Ade Azeez
- Azeez in 2026

Personal information
- Full name: Adebayo Linford Kazim Azeez
- Date of birth: 8 January 1994 (age 32)
- Place of birth: Bromley, London, England
- Height: 6 ft 1 in (1.85 m)
- Position: Forward

Team information
- Current team: Welling United

Youth career
- 0000–2008: Rivercray
- 2008–2012: Charlton Athletic

Senior career*
- Years: Team / Apps / (Gls)
- 2012–2014: Charlton Athletic / 0 / (0)
- 2012–2013: → Wycombe Wanderers (loan) / 4 / (0)
- 2013: → Leyton Orient (loan) / 1 / (0)
- 2013–2014: → Torquay United (loan) / 9 / (2)
- 2014: → Dagenham & Redbridge (loan) / 15 / (3)
- 2014–2016: AFC Wimbledon / 85 / (12)
- 2016–2017: Partick Thistle / 38 / (2)
- 2017–2019: Cambridge United / 39 / (2)
- 2018: → Dover Athletic (loan) / 12 / (1)
- 2019–2020: Newport County / 12 / (1)
- 2020: → Torquay United (loan) / 3 / (1)
- 2020–2021: Dover Athletic / 13 / (2)
- 2021–2022: Dartford / 36 / (11)
- 2022–2023: Welling United / 42 / (15)
- 2023–2025: Billericay Town / 26 / (3)
- 2025: → Sittingbourne (loan) / 15 / (5)
- 2025–2026: Hemel Hempstead Town / 15 / (0)
- 2026–: Welling United / 3 / (1)

International career^{‡}
- 2012: England U19 / 3 / (0)

= Ade Azeez =

English footballer (born 1994)

Adebayo Linford Kazim "Ade" Azeez(born 8 January 1994) is an English professional footballer who plays as a striker for club Welling United.

Azeez began his career with Charlton Athletic, spending time on loan to Wycombe Wanderers, Leyton Orient, Torquay United and Dagenham & Redbridge before being released in 2014. He then played for AFC Wimbledon, making 85 appearances, before signing for Partick Thistle in 2016. After short spells with Cambridge United and Newport County, Azeez re-signed with former loan club Dover Athletic and continues to play non-league football.

Azeez has represented the England under-19 team.

==Early life==
Azeez was born in Sidcup, and attended Coopers Technology College in Chislehurst both in South East London. As a youngster he was a promising gymnast, and trained at Bromley Valley Gymnastics Centre before leaving to concentrate on football. He moved to his local club, Rivercray and it was from here that he was spotted as a talent by Charlton Athletic and signed a scholarships in 2010. Azeez is of Nigerian descent.
Ade Azeez has a son named Ade Junior, aged 4 years old with his partner who he met when they were both 15 years old.

==Club career==

===Charlton Athletic===
Azeez joined Charlton Athletic at the age of 14 and he progressed through the ranks before signing a professional contract in the summer of 2011. On 22 November 2012, Azeez was loaned to League Two side Wycombe Wanderers until January 2013. Charlton's Manager Chris Powell believed it was a good move for Azeez and that he could learn from the experience. He made his professional debut two days later, coming on as a 76th-minute substitute to replace Joel Grant in a 3–0 win against Burton Albion. However, as he made his first start in the quarter final of the Southern Section of Football League Trophy against Yeovil Town, which they lost 2–0, Azeez sustained a hamstring injury in the 25th minute and had to come off.

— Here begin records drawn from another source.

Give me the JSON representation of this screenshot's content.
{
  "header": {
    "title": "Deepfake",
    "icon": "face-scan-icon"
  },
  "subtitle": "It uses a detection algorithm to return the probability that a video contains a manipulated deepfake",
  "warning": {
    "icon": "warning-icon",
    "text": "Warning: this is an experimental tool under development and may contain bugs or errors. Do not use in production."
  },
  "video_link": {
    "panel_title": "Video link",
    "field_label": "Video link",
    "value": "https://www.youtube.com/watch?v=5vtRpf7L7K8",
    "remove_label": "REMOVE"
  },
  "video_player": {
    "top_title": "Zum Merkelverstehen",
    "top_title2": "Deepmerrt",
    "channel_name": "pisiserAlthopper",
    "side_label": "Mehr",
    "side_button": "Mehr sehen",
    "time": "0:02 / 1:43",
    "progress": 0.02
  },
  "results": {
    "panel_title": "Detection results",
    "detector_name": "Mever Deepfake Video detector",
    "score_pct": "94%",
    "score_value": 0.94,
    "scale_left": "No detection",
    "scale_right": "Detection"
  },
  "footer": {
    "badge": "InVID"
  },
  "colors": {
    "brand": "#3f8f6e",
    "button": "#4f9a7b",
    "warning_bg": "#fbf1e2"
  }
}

Soon after Charlton rejected an offer to have his loan with Wycombe extended, Azeez made his debut for Charlton Athletic in the 1–0 home defeat to Huddersfield Town in the FA cup, replacing Bradley Wright-Phillips in the 78th minute. After making his debut, Azeez said making his debut was something that he wanted to do at the club and was thankful to Powell for giving him the opportunity.

On 18 January 2013 he signed on loan for Leyton Orient, and made his only appearance for the club in a 2–0 away defeat at Doncaster Rovers the following day. Azeez's loan spell with Leyton Orient came to an end on 18 February 2013.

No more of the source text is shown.